- Defarge greets the white-haired shoemaker; he responds vaguely.
- The very voice of Dr. Manette seems to have shriveled inside of him.
- The lesson of this chapter, in case you haven’t guessed, is that prison is a very, very unhappy place.
- Don’t go there.
- We’re not kidding. Just look at Dr. Manette.
- Defarge asks the doctor if he can bear a little more light in the room.
- The doctor replies that he must bear it if Defarge chooses to open a window.
- Apparently they’re not so into free will and choice and all that good stuff in prison.
- We repeat: prison is bad.
- It’s so bad, in fact, that Dr. Manette seems to think that he never left it.

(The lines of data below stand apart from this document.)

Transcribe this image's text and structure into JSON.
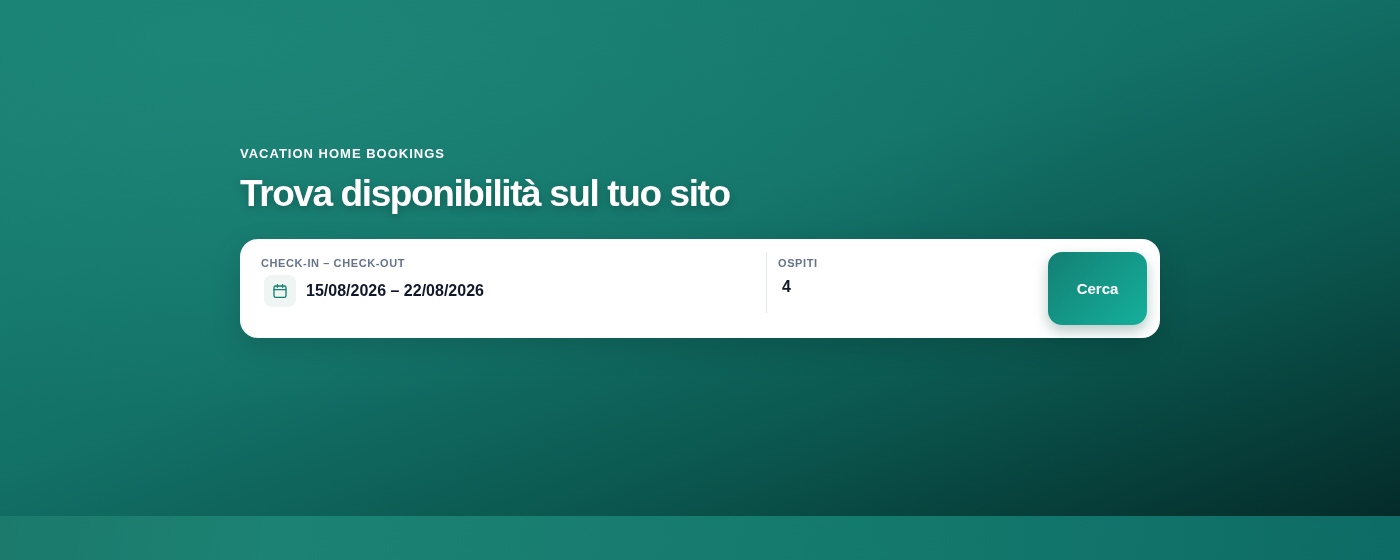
{
  "hero": {
    "eyebrow": "VACATION HOME BOOKINGS",
    "title": "Trova disponibilità sul tuo sito"
  },
  "search_form": {
    "fields": [
      {
        "kind": "daterange",
        "label": "CHECK-IN – CHECK-OUT",
        "value": "15/08/2026 – 22/08/2026"
      },
      {
        "kind": "number",
        "label": "OSPITI",
        "value": "4"
      }
    ],
    "button": "Cerca"
  }
}
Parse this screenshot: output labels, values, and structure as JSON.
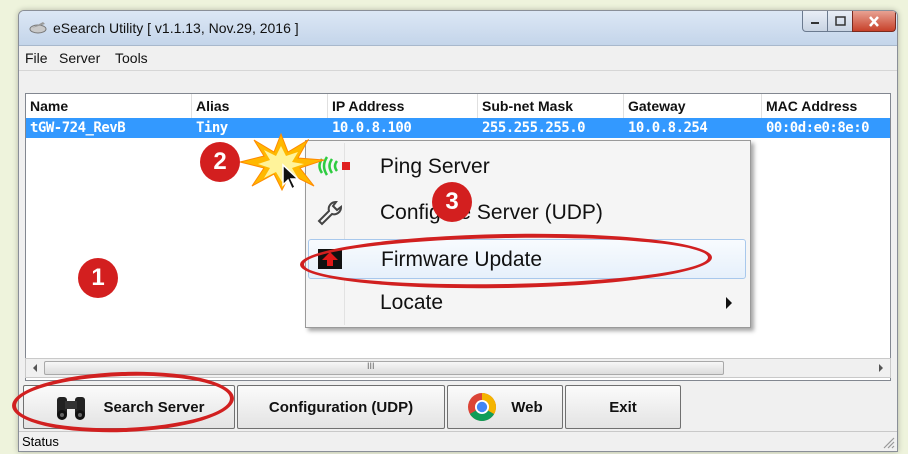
{
  "window": {
    "title": "eSearch Utility [ v1.1.13, Nov.29, 2016 ]"
  },
  "menubar": {
    "file": "File",
    "server": "Server",
    "tools": "Tools"
  },
  "table": {
    "columns": [
      "Name",
      "Alias",
      "IP Address",
      "Sub-net Mask",
      "Gateway",
      "MAC Address"
    ],
    "rows": [
      {
        "name": "tGW-724_RevB",
        "alias": "Tiny",
        "ip": "10.0.8.100",
        "mask": "255.255.255.0",
        "gateway": "10.0.8.254",
        "mac": "00:0d:e0:8e:0"
      }
    ]
  },
  "scrollbar": {
    "grip": "III"
  },
  "buttons": {
    "search": "Search Server",
    "config": "Configuration (UDP)",
    "web": "Web",
    "exit": "Exit"
  },
  "status": "Status",
  "context_menu": {
    "items": [
      {
        "label": "Ping Server",
        "icon": "ping-icon"
      },
      {
        "label": "Configure Server (UDP)",
        "icon": "wrench-icon"
      },
      {
        "label": "Firmware Update",
        "icon": "firmware-icon"
      },
      {
        "label": "Locate",
        "icon": "submenu-arrow-icon"
      }
    ]
  },
  "annotations": {
    "step1": "1",
    "step2": "2",
    "step3": "3"
  },
  "colors": {
    "selection": "#3399ff",
    "annotation_red": "#d12020"
  }
}
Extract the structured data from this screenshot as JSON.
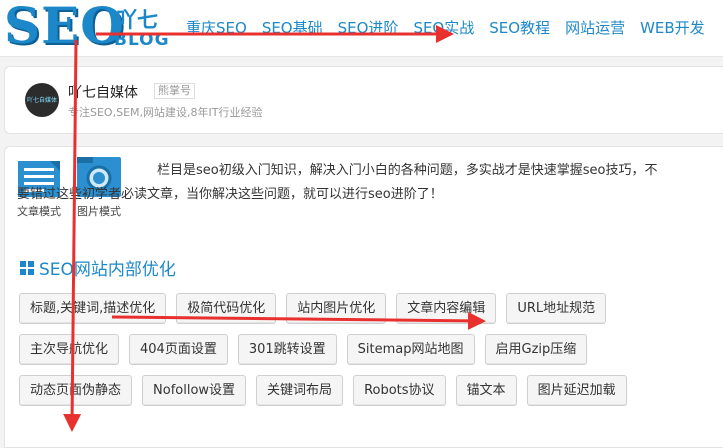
{
  "logo": {
    "seo": "SEO",
    "cn": "吖七",
    "blog": "BLOG"
  },
  "nav": [
    "重庆SEO",
    "SEO基础",
    "SEO进阶",
    "SEO实战",
    "SEO教程",
    "网站运营",
    "WEB开发"
  ],
  "profile": {
    "avatar_text": "吖七自媒体",
    "name": "吖七自媒体",
    "tag": "熊掌号",
    "desc": "专注SEO,SEM,网站建设,8年IT行业经验"
  },
  "modes": {
    "article": "文章模式",
    "image": "图片模式"
  },
  "intro": {
    "line1": "栏目是seo初级入门知识，解决入门小白的各种问题，多实战才是快速掌握seo技巧，不",
    "line2": "要错过这些初学者必读文章，当你解决这些问题，就可以进行seo进阶了！"
  },
  "section": {
    "icon": "grid-icon",
    "title": "SEO网站内部优化"
  },
  "tag_rows": [
    [
      "标题,关键词,描述优化",
      "极简代码优化",
      "站内图片优化",
      "文章内容编辑",
      "URL地址规范"
    ],
    [
      "主次导航优化",
      "404页面设置",
      "301跳转设置",
      "Sitemap网站地图",
      "启用Gzip压缩"
    ],
    [
      "动态页面伪静态",
      "Nofollow设置",
      "关键词布局",
      "Robots协议",
      "锚文本",
      "图片延迟加载"
    ]
  ],
  "colors": {
    "accent": "#1d88c9",
    "annotation": "#e8312f"
  }
}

- Defarge introduces Mr. Lorry, but Dr. Manette seems to have forgotten him completely.
- In fact, when he’s asked what his own name is, Dr. Manette replies, "One Hundred and Five, North Tower."
- After an awkward pause, Mr. Lorry asks if Dr. Manette has been a shoemaker all his life.
- The doctor replies that he actually learned how to make shoes in prison.
- Flustered, Mr. Lorry asks if he remembers nothing about a banker from long ago.
- For a moment, Dr. Manette thinks he remembers something…but it’s too far off, too long ago.
- Lucie moves slowly forward. She stops in front of his workbench.
- Startled, he asks who she is. Slowly, he reaches up and touches her golden hair.
- (Sigh. It’s a tear-jerker, we promise you.)
- He recognizes the hair…it’s her hair.
- Slowly, he begins to remember. Lucie puts her arms around him and promises to tell him some other time who her mother and father were.
- For now, though, she promises to take care of him.
- France, she declares, is too wicked a country for them to stay in. They’ll return to England, where she can honor the man who is her father properly.
- Dr. Manette begins to cry.
- Relieved, Defarge and Mr. Lorry begin to prepare for the journey.
- As they leave the room, Lucie asks her father if he remembers coming to this place. He doesn’t.
- In fact, he doesn’t remember anything but being in prison. Everything after that is a blank.
- As they pass through the gates of Paris, a guardsman asks for the doctor’s traveling papers.
- Defarge whispers to him as he shows him the papers; the man looks in astonishment at the doctor.
- Rolling away in the carriage, Mr. Lorry remembers again the conversation he imagined with a dead man. Does the doctor really want to be recalled to life?